A terrain I'm currently working on seems to have the habit of sitting there for ages soaking up cpu but the picture doesn't update. Sometimes it appears to get going again and at others after an 8 hour wait it hasn't done anything.
The stdout - in one example render reports as follows
Rendering final pass... 10:43:30s, 50% of final pass, 1801124 micro-triangles
....
Rendering final pass... 14:34:00s, 50% of final pass, 1801124 micro-triangles
Rendering final pass... 14:34:30s, 52% of final pass, 1949925 micro-triangles (a bit of an advance here)
....
Rendering final pass... 19:13:00s, 52% of final pass, 1949925 micro-triangles

It seems to stop around where the low level clouds start though it's not always exactly the same point.
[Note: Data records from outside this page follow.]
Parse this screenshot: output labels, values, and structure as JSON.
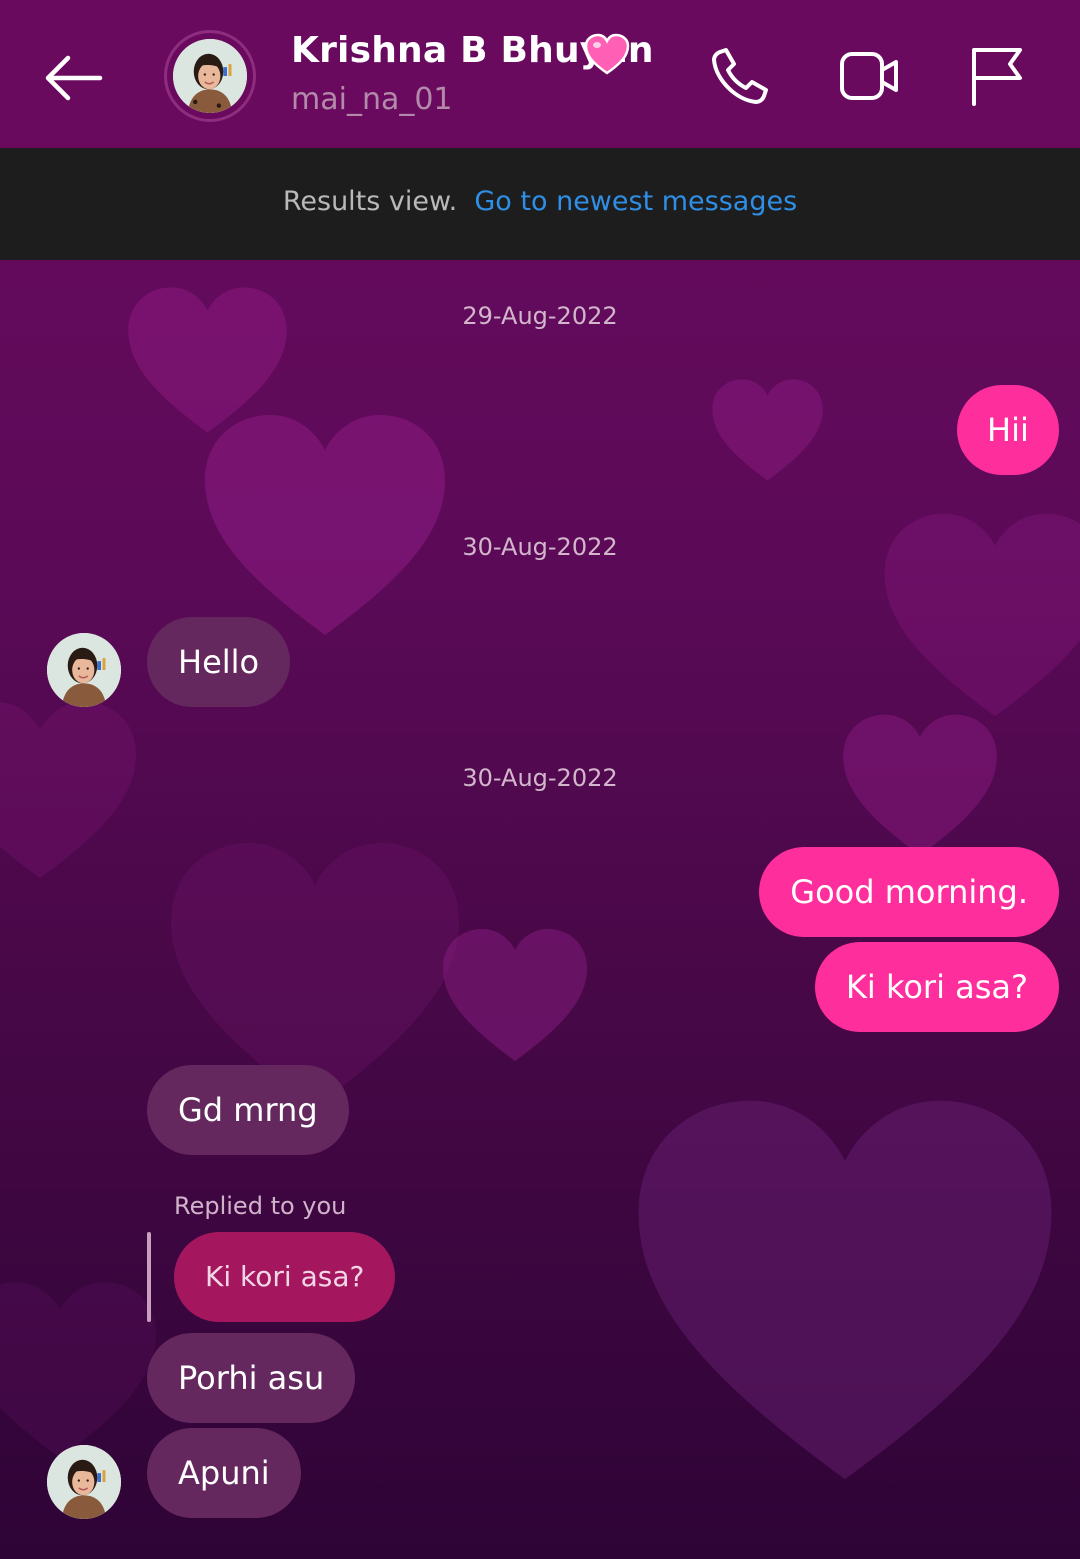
{
  "header": {
    "contact_name": "Krishna B Bhuyan",
    "username": "mai_na_01",
    "icons": [
      "back-arrow-icon",
      "phone-icon",
      "video-camera-icon",
      "flag-icon"
    ]
  },
  "banner": {
    "label": "Results view.",
    "link": "Go to newest messages"
  },
  "messages": {
    "date_1": "29-Aug-2022",
    "msg_hii": "Hii",
    "date_2": "30-Aug-2022",
    "msg_hello": "Hello",
    "date_3": "30-Aug-2022",
    "msg_good_morning": "Good morning.",
    "msg_ki_kori_asa": "Ki kori asa?",
    "msg_gd_mrng": "Gd mrng",
    "reply_label": "Replied to you",
    "reply_quote": "Ki kori asa?",
    "msg_porhi_asu": "Porhi asu",
    "msg_apuni": "Apuni"
  },
  "colors": {
    "header_bg": "#6a0a5f",
    "banner_bg": "#1d1d1d",
    "link": "#2f8fe6",
    "outgoing_bubble": "#ff2e9d",
    "incoming_bubble": "#64285e",
    "reply_quote_bubble": "#a4175f"
  }
}
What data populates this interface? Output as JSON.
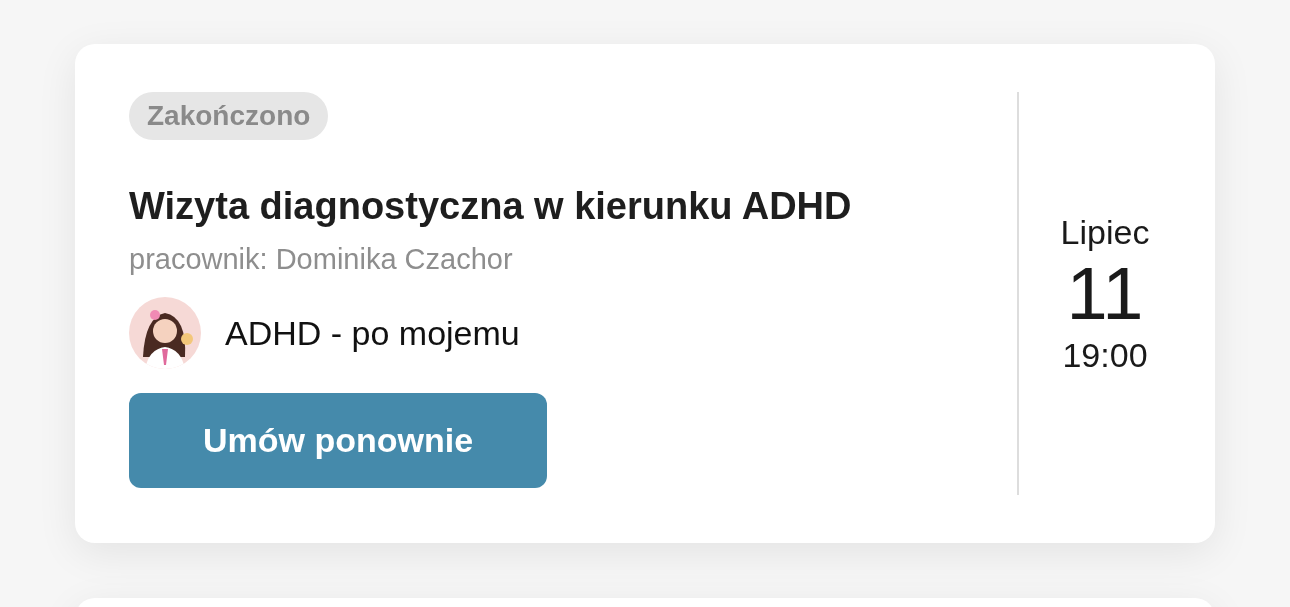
{
  "appointment": {
    "status": "Zakończono",
    "title": "Wizyta diagnostyczna w kierunku ADHD",
    "employee": "pracownik: Dominika Czachor",
    "organization": {
      "name": "ADHD - po mojemu"
    },
    "button": "Umów ponownie",
    "date": {
      "month": "Lipiec",
      "day": "11",
      "time": "19:00"
    }
  }
}
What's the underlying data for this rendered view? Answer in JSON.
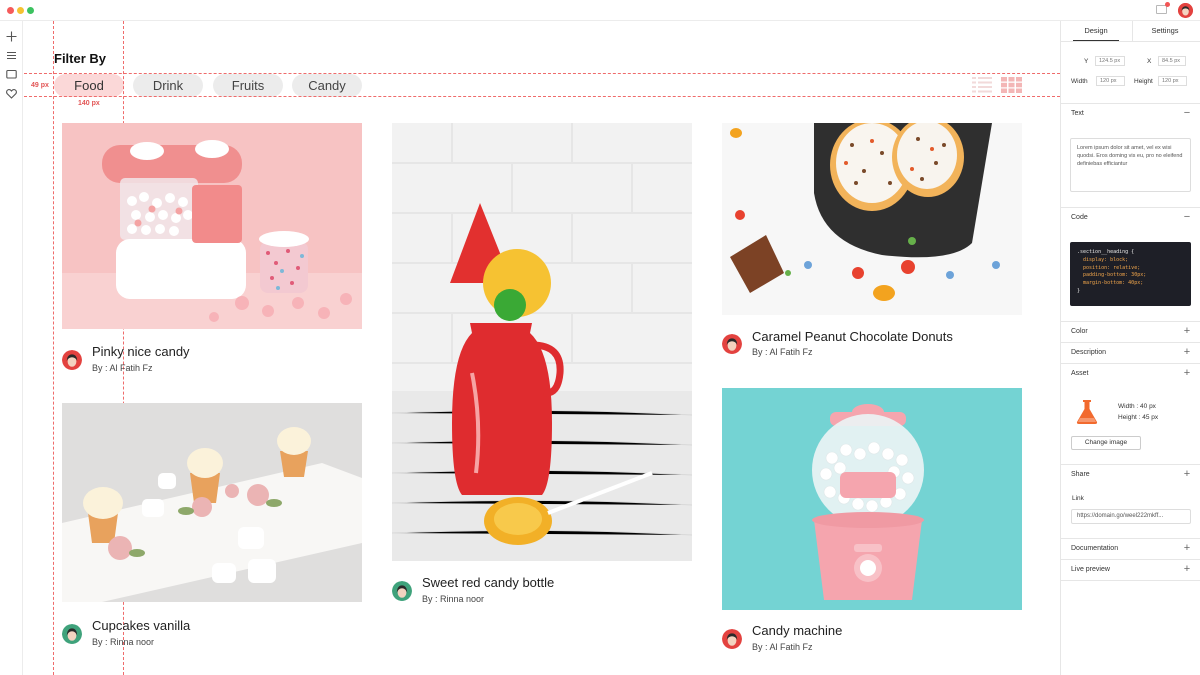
{
  "window": {
    "controls": [
      "close",
      "minimize",
      "maximize"
    ],
    "mail_icon": "mail-icon",
    "avatar_icon": "user-avatar"
  },
  "rail": {
    "items": [
      {
        "icon": "plus-icon"
      },
      {
        "icon": "menu-icon"
      },
      {
        "icon": "message-icon"
      },
      {
        "icon": "heart-icon"
      }
    ]
  },
  "filter": {
    "title": "Filter By",
    "chips": [
      "Food",
      "Drink",
      "Fruits",
      "Candy"
    ],
    "active_chip": "Food",
    "guide_height_label": "49 px",
    "guide_width_label": "140 px"
  },
  "cards": [
    {
      "title": "Pinky nice candy",
      "author": "By : Al Fatih Fz",
      "image": "candy-dispenser-photo"
    },
    {
      "title": "Cupcakes vanilla",
      "author": "By : Rinna noor",
      "image": "cupcakes-photo"
    },
    {
      "title": "Sweet red candy bottle",
      "author": "By : Rinna noor",
      "image": "red-candy-bottle-photo"
    },
    {
      "title": "Caramel Peanut Chocolate Donuts",
      "author": "By : Al Fatih Fz",
      "image": "donuts-photo"
    },
    {
      "title": "Candy machine",
      "author": "By : Al Fatih Fz",
      "image": "gumball-machine-photo"
    }
  ],
  "panel": {
    "tabs": [
      "Design",
      "Settings"
    ],
    "active_tab": "Design",
    "fields": {
      "y_label": "Y",
      "y_value": "124.5 px",
      "x_label": "X",
      "x_value": "84.5 px",
      "width_label": "Width",
      "width_value": "120 px",
      "height_label": "Height",
      "height_value": "120 px"
    },
    "text_section": {
      "title": "Text",
      "content": "Lorem ipsum dolor sit amet, vel ex wisi quodsi. Eros doming vis eu, pro no eleifend definiebas efficiantur"
    },
    "code_section": {
      "title": "Code",
      "lines": [
        ".section__heading {",
        "  display: block;",
        "  position: relative;",
        "  padding-bottom: 30px;",
        "  margin-bottom: 40px;",
        "}"
      ]
    },
    "collapsed_sections": [
      "Color",
      "Description",
      "Asset"
    ],
    "asset": {
      "width_text": "Width : 40 px",
      "height_text": "Height : 45 px",
      "button": "Change image",
      "icon": "flask-icon"
    },
    "share": {
      "title": "Share",
      "link_label": "Link",
      "link_value": "https://domain.go/weel222mkff..."
    },
    "bottom_sections": [
      "Documentation",
      "Live preview"
    ]
  },
  "colors": {
    "accent": "#ef6b6b",
    "chip_active": "#fbd8d8",
    "chip": "#ececec"
  }
}
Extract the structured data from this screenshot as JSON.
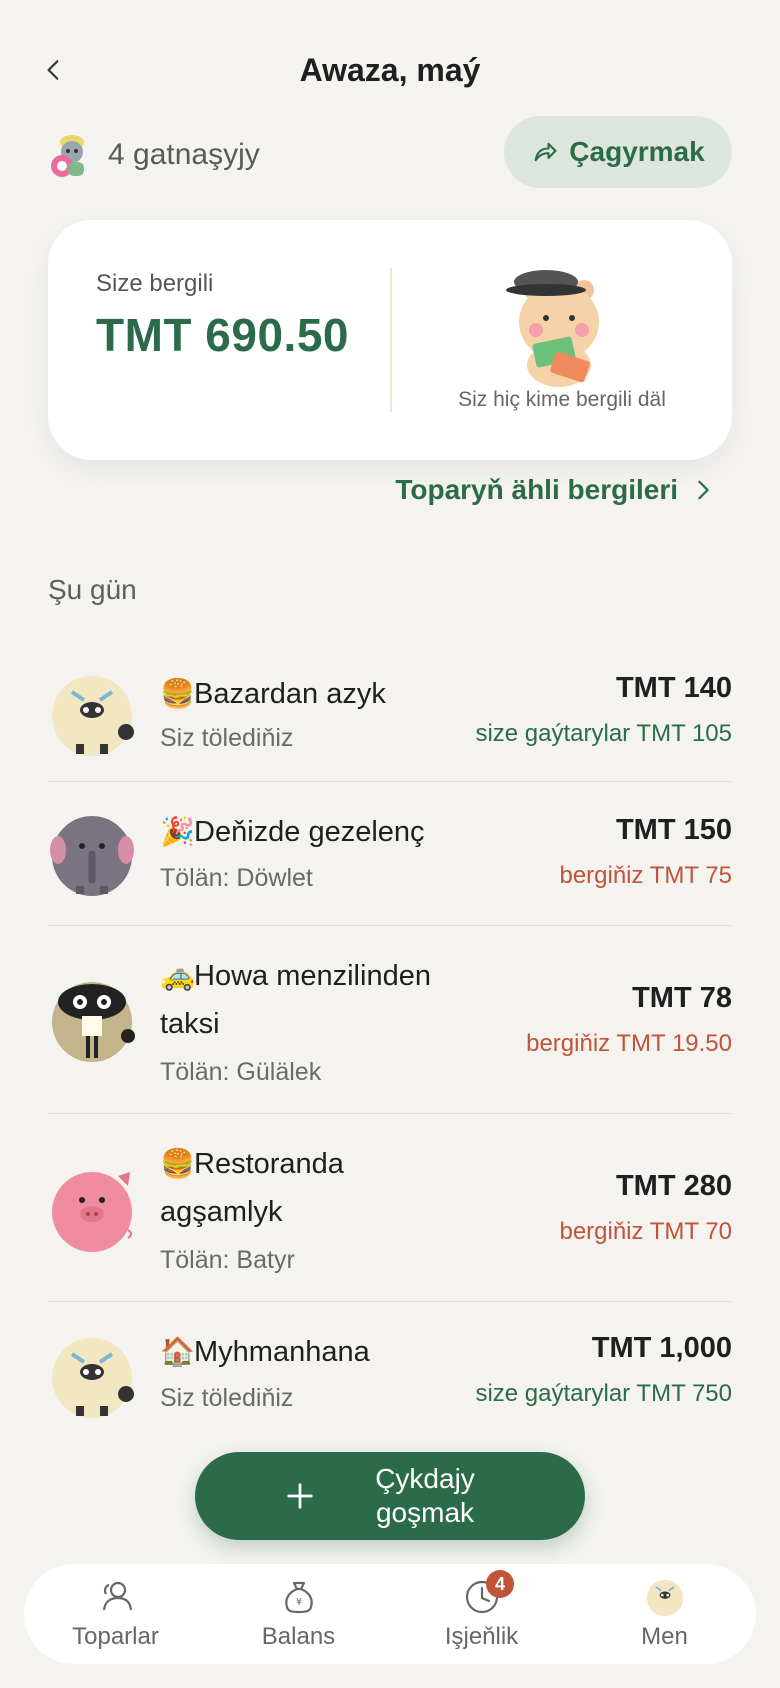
{
  "header": {
    "title": "Awaza, maý",
    "back_icon": "chevron-left-icon"
  },
  "participants": {
    "label": "4 gatnaşyjy"
  },
  "invite": {
    "label": "Çagyrmak",
    "icon": "share-icon"
  },
  "balance_card": {
    "owed_label": "Size bergili",
    "owed_amount": "TMT 690.50",
    "note": "Siz hiç kime bergili däl"
  },
  "all_debts_link": "Toparyň ähli bergileri",
  "section_title": "Şu gün",
  "expenses": [
    {
      "emoji": "🍔",
      "title": "Bazardan azyk",
      "subtitle": "Siz tölediňiz",
      "amount": "TMT 140",
      "balance": "size gaýtarylar TMT 105",
      "balance_type": "green",
      "avatar": "sheep"
    },
    {
      "emoji": "🎉",
      "title": "Deňizde gezelenç",
      "subtitle": "Tölän: Döwlet",
      "amount": "TMT 150",
      "balance": "bergiňiz TMT 75",
      "balance_type": "red",
      "avatar": "elephant"
    },
    {
      "emoji": "🚕",
      "title": "Howa menzilinden taksi",
      "subtitle": "Tölän: Gülälek",
      "amount": "TMT 78",
      "balance": "bergiňiz TMT 19.50",
      "balance_type": "red",
      "avatar": "raccoon"
    },
    {
      "emoji": "🍔",
      "title": "Restoranda agşamlyk",
      "subtitle": "Tölän: Batyr",
      "amount": "TMT 280",
      "balance": "bergiňiz TMT 70",
      "balance_type": "red",
      "avatar": "pig"
    },
    {
      "emoji": "🏠",
      "title": "Myhmanhana",
      "subtitle": "Siz tölediňiz",
      "amount": "TMT 1,000",
      "balance": "size gaýtarylar TMT 750",
      "balance_type": "green",
      "avatar": "sheep"
    }
  ],
  "add_button": {
    "label": "Çykdajy goşmak",
    "icon": "plus-icon"
  },
  "nav": {
    "items": [
      {
        "label": "Toparlar",
        "icon": "users-icon"
      },
      {
        "label": "Balans",
        "icon": "money-bag-icon"
      },
      {
        "label": "Işjeňlik",
        "icon": "clock-icon",
        "badge": "4"
      },
      {
        "label": "Men",
        "icon": "avatar"
      }
    ]
  },
  "colors": {
    "accent": "#2b6b4a",
    "owe": "#c0533a",
    "bg": "#f4f3ef"
  }
}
I'm attaching the tgd and a hung render image I don't think there's much complicated in the terrain? Render 1 is the one that hangs

Dune

I would at least suggest to take out water shader 03.

rajm

Well spotted - thank you, that appears to be an improvement but will see how the full render goes - hopefully less than 18 hours...

Oshyan

It does indeed look like it's slowing down when it hits the Water Shader 03 area, which makes sense. You've got a rough surface (terrain) with raytraced reflections which are interacting with a fairly high number of cloud layers as well. And there are some real discontinuities in the terrain from what I can see when I move up closer, which I think come from an added Displacement effect with high amplitude that is masked by altitude and with a fractal breakup. Strongly discontinuous surfaces cause lots of interreflection which slows things down in the Water Shader.

The bottom line is I would say if you want a reflective effect here, you will probably be just fine with a Reflective Shader *without* raytraced reflections (uncheck Raytraced Reflections). You will still get the specular/shiny effect that tells you a surface is "reflective", but it will take much less time to render. The terrain is so rough and the reflective areas so small, patchy, and hidden in fog that you are not likely to even be able to tell whether real reflection is happening or not. In fact in many cases non-raytraced reflectivity can be quite effective since you need a rather mirror-like surface to really tell if there is real reflection.